THE STATE OF TEXAS, Appellee

 

 

On Appeal from the 232nd District Court

Harris County, Texas

Trial Court Cause No. 764539

 

 

MEMORANDUM OPINION

On January 15, 1998, Grable entered a guilty plea to indecency with a child.  After a pre-sentence investigation, on April 3, 1998, the trial court deferred a finding of guilt and placed Grable on probation for five years.  Later that year, Grable’s guilt was adjudicated and punishment was assessed at confinement for sixteen years in the Institutional Division of the Texas Department of Criminal Justice.  See Grable v. State, No. 14-02-00335-CR, 2002 WL 1000398 (Tex. App.—Houston [14th Dist.] May 16, 2002, no pet.) (not designated for publication) (dismissing appeal for want of jurisdiction because notice of appeal was not filed until more than three years after adjudication of guilt). 

This is an attempted appeal of a December 8, 2010, order denying Grable’s motion requesting the trial court to determine its jurisdiction over “unrelated extraneous matters used by the court in a plea arrangement.”  We lack jurisdiction over the appeal. 
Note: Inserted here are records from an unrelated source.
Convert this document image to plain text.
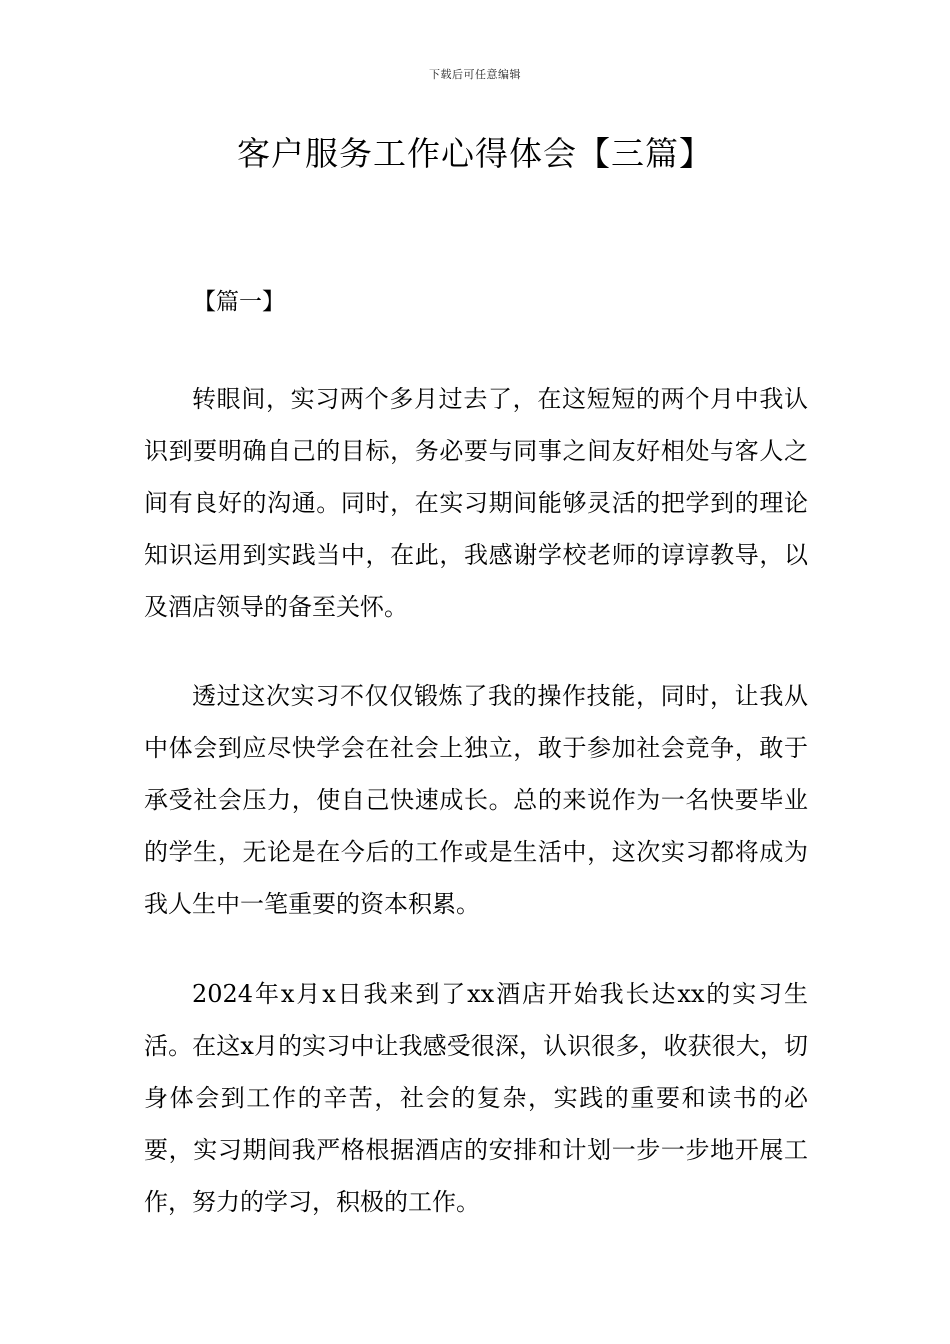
下载后可任意编辑
客户服务工作心得体会【三篇】
【篇一】

转眼间，实习两个多月过去了，在这短短的两个月中我认识到要明确自己的目标，务必要与同事之间友好相处与客人之间有良好的沟通。同时，在实习期间能够灵活的把学到的理论知识运用到实践当中，在此，我感谢学校老师的谆谆教导，以及酒店领导的备至关怀。

透过这次实习不仅仅锻炼了我的操作技能，同时，让我从中体会到应尽快学会在社会上独立，敢于参加社会竞争，敢于承受社会压力，使自己快速成长。总的来说作为一名快要毕业的学生，无论是在今后的工作或是生活中，这次实习都将成为我人生中一笔重要的资本积累。

2024年x月x日我来到了xx酒店开始我长达xx的实习生活。在这x月的实习中让我感受很深，认识很多，收获很大，切身体会到工作的辛苦，社会的复杂，实践的重要和读书的必要，实习期间我严格根据酒店的安排和计划一步一步地开展工作，努力的学习，积极的工作。
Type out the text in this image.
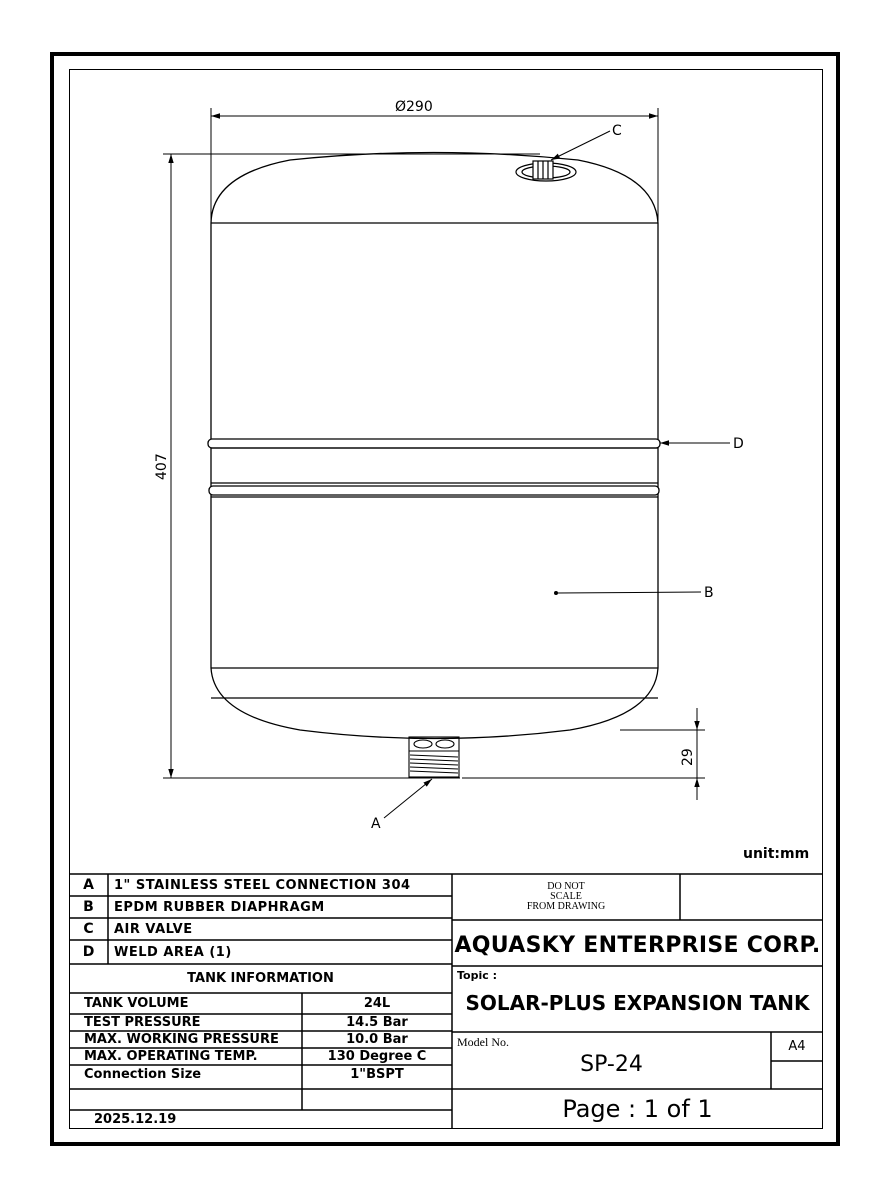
Ø290
407
29
C
D
B
A
unit:mm
A	1" STAINLESS STEEL CONNECTION 304
B	EPDM RUBBER DIAPHRAGM
C	AIR VALVE
D	WELD AREA (1)
TANK INFORMATION
TANK VOLUME	24L
TEST PRESSURE	14.5 Bar
MAX. WORKING PRESSURE	10.0 Bar
MAX. OPERATING TEMP.	130 Degree C
Connection Size	1"BSPT
2025.12.19
DO NOT
SCALE
FROM DRAWING
AQUASKY ENTERPRISE CORP.
Topic :
SOLAR-PLUS EXPANSION TANK
Model No.
SP-24
A4
Page : 1 of 1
Generally, an appellate court has jurisdiction to consider an appeal by a criminal defendant only from a final judgment of conviction.  See Workman v. State, 170 Tex. Crim. 621, 343 S.W.2d 446, 447 (1961); McKown v. State, 915 S.W.2d 160, 161 (Tex. App.CFort Worth 1996, no pet.).  The exceptions include: (1) certain appeals while a defendant is on deferred adjudication community supervision, Kirk v. State, 942 S.W.2d 624, 625 (Tex. Crim. App. 1997); (2) appeals from the denial of a motion to reduce bond, Tex. R. App. P. 31.1; McKown, 915 S.W.2d at 161; and (3) certain appeals from the denial of habeas corpus relief, Wright v. State, 969 S.W.2d 588, 589 (Tex. App.CDallas 1998, no pet.); McKown, 915 S.W.2d at 161

The denial of Grable’s post-conviction motion is not a separately appealable order.  Because this appeal does not fall within the exceptions to the general rule that appeals may be taken only from a final judgment of conviction, we have no jurisdiction.

Accordingly, the appeal is ordered dismissed.

 

PER CURIAM

 

Panel consists of Chief Justice Hedges and Justices Frost and Christopher.

Do Not Publish C Tex. R. App. P. 47.2(b).